Bailiffs cleared the courtroom and paramedics were seen going inside a few minutes later.

Defence attorney Matthew Fletcher said Knight was unconscious when the lawyer left the courtroom and an update on his condition was not immediately available.

Fletcher said his client, who is diabetic and has a blood clot, previously told him that he hadn't received any medication since Thursday.

Fletcher said Knight hit his head on a chair when he fell after the bail hearing.

Knight collapsed while deputies were bringing him back into the courtroom after Fletcher asked a judge to order that Knight be given his medication.

The attorney said Knight was being kept in solitary confinement without proper access to medication.
"He's being treated worse than Charles Manson," Fletcher said.

The collapse marked the fourth time that Knight has been taken by ambulance from a courthouse since he was charged with killing Terry Carter, 55, in early February.

Los Angeles Superior Court Judge Ronald S Coen set bail on Friday at $25m for Knight, who is accused of running down and killing Carter with his truck.

Coen made his decision after Deputy District Attorney Cynthia Barnes noted that Knight was on bail in a robbery case when he struck Carter and another man in a parking lot in Compton.

"He escalated his behaviour and committed murder," Barnes told the judge.

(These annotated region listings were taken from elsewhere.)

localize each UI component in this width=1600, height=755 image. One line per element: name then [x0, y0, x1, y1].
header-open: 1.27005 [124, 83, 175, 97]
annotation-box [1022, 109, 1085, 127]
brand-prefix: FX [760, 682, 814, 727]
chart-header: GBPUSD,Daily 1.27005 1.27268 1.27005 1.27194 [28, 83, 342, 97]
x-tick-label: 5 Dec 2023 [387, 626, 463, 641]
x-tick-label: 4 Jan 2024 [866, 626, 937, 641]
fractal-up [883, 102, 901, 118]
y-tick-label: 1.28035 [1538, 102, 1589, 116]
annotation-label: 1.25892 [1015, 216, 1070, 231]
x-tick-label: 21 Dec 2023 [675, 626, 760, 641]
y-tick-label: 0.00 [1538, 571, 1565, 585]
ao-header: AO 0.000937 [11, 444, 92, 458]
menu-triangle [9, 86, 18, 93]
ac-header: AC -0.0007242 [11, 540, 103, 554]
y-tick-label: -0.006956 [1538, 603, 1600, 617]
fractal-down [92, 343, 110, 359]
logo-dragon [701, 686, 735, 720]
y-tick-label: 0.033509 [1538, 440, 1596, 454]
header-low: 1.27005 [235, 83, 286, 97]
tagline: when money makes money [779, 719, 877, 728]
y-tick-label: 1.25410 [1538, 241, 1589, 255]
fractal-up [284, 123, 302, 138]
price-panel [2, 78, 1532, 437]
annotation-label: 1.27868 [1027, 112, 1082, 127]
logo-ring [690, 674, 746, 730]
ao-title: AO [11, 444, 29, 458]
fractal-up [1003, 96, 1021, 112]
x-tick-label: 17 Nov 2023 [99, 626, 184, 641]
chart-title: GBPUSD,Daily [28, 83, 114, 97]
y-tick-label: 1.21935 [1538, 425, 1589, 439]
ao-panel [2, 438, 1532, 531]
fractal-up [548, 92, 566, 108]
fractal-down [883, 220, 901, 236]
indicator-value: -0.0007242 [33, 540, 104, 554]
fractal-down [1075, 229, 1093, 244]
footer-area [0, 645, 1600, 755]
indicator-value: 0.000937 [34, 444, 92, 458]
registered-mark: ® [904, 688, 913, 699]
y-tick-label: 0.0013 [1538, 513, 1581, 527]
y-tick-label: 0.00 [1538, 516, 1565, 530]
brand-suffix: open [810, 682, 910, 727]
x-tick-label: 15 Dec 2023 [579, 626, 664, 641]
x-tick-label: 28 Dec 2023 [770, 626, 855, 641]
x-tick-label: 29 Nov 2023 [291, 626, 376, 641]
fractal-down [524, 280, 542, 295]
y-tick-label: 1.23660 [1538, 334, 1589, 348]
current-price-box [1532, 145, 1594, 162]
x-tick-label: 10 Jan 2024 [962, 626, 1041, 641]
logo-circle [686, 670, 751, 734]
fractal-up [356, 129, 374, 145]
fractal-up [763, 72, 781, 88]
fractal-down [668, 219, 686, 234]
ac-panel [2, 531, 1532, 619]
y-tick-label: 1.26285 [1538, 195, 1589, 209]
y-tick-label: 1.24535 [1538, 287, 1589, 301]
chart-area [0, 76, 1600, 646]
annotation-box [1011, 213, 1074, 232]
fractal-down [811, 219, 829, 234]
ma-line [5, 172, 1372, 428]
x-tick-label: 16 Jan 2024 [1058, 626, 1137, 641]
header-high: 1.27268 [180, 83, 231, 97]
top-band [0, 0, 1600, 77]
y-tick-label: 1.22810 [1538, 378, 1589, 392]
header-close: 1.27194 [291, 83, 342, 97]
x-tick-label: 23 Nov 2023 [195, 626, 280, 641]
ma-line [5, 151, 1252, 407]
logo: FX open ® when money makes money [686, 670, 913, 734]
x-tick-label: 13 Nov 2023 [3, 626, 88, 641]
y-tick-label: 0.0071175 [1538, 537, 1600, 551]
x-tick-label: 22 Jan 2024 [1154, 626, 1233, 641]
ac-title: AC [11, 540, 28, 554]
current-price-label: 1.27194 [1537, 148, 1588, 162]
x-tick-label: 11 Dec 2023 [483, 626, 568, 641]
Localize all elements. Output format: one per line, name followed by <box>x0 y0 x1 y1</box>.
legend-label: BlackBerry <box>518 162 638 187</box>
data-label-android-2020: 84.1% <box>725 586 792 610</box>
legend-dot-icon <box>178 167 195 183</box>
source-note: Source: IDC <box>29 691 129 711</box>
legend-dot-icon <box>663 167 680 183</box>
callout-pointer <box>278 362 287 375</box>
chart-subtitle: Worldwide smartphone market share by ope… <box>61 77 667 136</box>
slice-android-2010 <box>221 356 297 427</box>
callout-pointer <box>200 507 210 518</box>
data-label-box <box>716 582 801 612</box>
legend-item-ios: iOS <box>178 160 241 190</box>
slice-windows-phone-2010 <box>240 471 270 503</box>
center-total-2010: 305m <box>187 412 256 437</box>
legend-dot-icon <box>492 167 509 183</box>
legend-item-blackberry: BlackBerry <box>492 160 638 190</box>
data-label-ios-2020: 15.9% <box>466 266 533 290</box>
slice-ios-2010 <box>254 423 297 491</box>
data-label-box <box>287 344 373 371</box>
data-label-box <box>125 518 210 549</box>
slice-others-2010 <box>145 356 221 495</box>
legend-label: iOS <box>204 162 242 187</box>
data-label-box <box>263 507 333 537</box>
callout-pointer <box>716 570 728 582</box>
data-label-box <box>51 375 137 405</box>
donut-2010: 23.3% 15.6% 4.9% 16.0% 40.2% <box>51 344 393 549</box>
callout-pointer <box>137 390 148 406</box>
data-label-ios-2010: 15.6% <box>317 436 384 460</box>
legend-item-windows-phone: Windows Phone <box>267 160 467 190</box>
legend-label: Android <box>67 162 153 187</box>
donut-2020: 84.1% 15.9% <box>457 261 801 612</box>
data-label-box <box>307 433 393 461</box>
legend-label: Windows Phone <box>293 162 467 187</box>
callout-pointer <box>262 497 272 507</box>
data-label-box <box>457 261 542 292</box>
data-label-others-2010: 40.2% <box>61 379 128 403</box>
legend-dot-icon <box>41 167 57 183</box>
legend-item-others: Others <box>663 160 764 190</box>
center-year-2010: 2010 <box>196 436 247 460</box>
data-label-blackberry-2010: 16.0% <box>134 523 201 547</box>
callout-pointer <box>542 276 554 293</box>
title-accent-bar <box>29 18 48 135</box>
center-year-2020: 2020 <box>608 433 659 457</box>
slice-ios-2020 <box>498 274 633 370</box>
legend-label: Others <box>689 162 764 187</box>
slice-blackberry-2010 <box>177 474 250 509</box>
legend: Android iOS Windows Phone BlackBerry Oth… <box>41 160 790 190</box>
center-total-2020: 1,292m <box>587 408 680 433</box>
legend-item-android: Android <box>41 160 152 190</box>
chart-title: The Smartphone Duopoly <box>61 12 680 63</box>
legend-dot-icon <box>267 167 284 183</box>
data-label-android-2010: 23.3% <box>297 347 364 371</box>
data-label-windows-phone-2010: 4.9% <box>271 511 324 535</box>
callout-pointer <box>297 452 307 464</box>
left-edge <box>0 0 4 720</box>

Fletcher argued that Knight's bail should be set at $2m, but Coen said the higher amount was warranted.

The attorney said before the hearing that his client likely could not post bail if it was set at $25m.

Knight, the 49-year-old co-founder of Death Row Records, has pleaded not guilty to murder, attempted murder and hit-and-run charges.

Barnes filed a motion on Thursday accusing Knight of being part of a scheme that has extorted more than $10m from up-and-coming and established rappers in recent years.

Fletcher countered that prosecutors should file charges involving those extortion claims if they have enough evidence.

Knight was a key player in the gangster rap scene that flourished in the 1990s, his label once listing Dr. Dre, Tupac Shakur and Snoop Dogg among its artists. Knight lost control of the company after it was forced into bankruptcy.